As understood throughout the commandments and later confirmed by Jesus, believers are to be covenantally committed to God and also to others.[7] "Love the Lord your God with all your heart and with all your soul and with all your mind. This is the first and greatest commandment.And the second is like it: Love your neighbor as yourself (Matthew 22:36-39).” God is glorified through the edification of the Church. He receives glory as we serve Him and as we serve others throughout the body of Christ. As we gather in corporate worship and exercise our spiritual gifts, God is present, building us up as individuals and local churches.[8]

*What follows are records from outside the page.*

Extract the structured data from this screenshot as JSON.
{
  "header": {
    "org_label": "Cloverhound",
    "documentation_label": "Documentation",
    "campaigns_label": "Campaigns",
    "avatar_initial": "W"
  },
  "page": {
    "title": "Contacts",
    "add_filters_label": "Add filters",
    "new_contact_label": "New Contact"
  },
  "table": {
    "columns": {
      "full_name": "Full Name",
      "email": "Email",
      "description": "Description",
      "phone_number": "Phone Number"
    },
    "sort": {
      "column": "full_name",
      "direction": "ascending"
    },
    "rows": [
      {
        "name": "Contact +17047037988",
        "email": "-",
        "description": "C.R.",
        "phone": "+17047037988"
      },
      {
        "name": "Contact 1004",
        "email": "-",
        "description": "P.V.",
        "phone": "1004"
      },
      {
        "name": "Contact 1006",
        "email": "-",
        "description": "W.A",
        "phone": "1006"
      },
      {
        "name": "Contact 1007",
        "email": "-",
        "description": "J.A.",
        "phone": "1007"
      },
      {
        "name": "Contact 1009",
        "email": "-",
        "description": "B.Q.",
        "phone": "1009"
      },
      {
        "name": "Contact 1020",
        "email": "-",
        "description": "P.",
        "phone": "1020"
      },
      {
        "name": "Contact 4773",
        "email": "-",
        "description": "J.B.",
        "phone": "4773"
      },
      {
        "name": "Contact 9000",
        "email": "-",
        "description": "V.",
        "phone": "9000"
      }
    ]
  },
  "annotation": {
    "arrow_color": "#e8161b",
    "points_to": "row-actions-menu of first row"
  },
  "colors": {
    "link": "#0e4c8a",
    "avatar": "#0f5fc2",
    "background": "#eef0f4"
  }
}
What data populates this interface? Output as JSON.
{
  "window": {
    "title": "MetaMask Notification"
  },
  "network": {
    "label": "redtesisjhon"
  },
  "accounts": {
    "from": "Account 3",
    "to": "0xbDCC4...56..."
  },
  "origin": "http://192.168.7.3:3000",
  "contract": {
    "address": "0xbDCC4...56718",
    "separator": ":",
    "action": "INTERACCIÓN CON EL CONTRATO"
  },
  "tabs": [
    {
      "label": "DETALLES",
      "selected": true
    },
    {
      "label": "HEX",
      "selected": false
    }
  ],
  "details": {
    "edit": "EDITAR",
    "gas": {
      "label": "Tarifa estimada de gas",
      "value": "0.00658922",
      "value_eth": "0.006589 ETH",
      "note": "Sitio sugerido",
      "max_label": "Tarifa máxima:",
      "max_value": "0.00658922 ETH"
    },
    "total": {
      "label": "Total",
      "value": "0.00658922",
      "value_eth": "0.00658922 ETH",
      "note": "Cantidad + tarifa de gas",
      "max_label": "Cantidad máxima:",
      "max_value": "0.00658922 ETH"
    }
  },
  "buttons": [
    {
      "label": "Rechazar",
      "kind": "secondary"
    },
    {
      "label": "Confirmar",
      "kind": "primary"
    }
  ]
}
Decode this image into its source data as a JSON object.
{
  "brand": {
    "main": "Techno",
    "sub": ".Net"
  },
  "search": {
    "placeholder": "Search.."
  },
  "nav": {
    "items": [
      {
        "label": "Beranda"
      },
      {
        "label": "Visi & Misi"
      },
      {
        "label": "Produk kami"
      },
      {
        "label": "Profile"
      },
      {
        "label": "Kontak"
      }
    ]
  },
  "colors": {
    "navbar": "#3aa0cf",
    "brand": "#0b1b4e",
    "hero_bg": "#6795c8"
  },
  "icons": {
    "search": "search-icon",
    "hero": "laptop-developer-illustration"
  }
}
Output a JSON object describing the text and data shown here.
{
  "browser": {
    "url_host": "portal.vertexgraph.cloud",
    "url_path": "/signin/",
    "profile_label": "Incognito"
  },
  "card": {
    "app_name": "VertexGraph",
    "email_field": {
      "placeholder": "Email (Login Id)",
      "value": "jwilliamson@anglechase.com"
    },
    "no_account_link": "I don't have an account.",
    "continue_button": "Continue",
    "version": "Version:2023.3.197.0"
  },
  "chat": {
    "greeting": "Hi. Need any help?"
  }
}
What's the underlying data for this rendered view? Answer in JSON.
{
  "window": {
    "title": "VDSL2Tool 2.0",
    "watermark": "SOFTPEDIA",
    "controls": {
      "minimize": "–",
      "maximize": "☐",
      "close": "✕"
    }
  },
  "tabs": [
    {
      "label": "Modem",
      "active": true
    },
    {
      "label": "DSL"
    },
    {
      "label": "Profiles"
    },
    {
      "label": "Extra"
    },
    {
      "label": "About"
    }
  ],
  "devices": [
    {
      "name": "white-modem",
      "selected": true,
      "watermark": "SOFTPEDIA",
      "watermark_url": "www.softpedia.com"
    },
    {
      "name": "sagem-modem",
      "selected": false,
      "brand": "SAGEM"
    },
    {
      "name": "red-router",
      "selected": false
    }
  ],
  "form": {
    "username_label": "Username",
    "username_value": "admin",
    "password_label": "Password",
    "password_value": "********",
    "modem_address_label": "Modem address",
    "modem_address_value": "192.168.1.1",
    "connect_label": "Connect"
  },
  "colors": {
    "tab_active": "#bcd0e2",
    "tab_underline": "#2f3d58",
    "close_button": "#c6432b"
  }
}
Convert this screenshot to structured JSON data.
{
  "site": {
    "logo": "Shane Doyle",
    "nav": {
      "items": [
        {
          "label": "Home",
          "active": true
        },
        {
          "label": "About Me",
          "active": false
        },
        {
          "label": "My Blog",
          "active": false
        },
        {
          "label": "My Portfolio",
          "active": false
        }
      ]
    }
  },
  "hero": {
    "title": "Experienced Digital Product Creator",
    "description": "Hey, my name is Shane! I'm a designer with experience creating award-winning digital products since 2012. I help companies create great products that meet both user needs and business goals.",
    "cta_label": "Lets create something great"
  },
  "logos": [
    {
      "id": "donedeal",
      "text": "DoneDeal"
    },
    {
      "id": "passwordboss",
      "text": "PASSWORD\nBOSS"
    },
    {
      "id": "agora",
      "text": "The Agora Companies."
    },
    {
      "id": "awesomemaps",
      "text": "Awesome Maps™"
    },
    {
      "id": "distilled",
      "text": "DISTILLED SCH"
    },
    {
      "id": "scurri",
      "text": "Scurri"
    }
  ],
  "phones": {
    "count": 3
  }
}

That God desires our worship is made abundantly clear in Scripture. We worship because the failure to worship is the essence of sin. Scripture includes many exhortations to worship God, and not to do so is a failure to ourselves and to our God. [9] As A.W. Tozer so eloquently stated, “We are a holy people, a royal priesthood, a holy generation called out of darkness to show forth the glory of the One who called us out." As believers, we must take all necessary steps to fulfill our created purpose and the purpose of the New Testament church. To do less than this is to fail God and to fail our Lord Jesus Christ. To do less than we can is to fail ourselves and our children. It is to fail the Holy Spirit who comes from the heart of Jesus to do a mighty work in us. "This work is to be done to make us a holy people, a sanctified people that are mirrors of the Almighty to reflect the glory of the most high God.”[10]

 We were born to worship, and “if we are not worshiping God in the beauty of His holiness, we have missed the reason for being born. If you know that your heart is cold, then it is not yet a hard heart; God has not rejected it. Therefore, if there is a yearning within, God put that yearning there. He did not put it there to mock you; He put it there that you might rise to it. God puts the bait of yearning in your heart. He does not turn His back on you; He puts it there because He is there to meet you. Decide now that you are going to get ahead of a spiritually cold way of living.”[11]


[1] Block, For the Glory of God, Ch. 1. [2] R. Michael Allen, Reformed Theology (New York, NY: T&T Clark International, 2010), 116, Logos Edition. [3] Hughes Oliphant Old, Worship: Reformed According to Scripture (Louisville, KY: Westminster John Knox Press, 2002), 11, Logos Edition. [4] Duncan, Does God Care How We Worship, 72. [5] Tozer, The Purpose of Man, 167. [6] David Peterson, Engaging with God: A Biblical Theology of Worship (Downers Grove, IL: InterVarsity Press, 1992), 283, Kindle Edition. [7] Ibid. [8] Bob Kaufin, True Worshipers: Seeking What Matters to God (Wheaton, IL: Crossway Publishers, 2015), 27 [9] Michael Walters, Can't Wait for Sunday: Leading Your Congregation in Authentic Worship (Indianapolis, IN: Wesleyan Publishing House, 2006), Ch. 2, Kindle Edition. [10] Tozer, The Purpose of Man, 169-170. [11] Ibid.,118.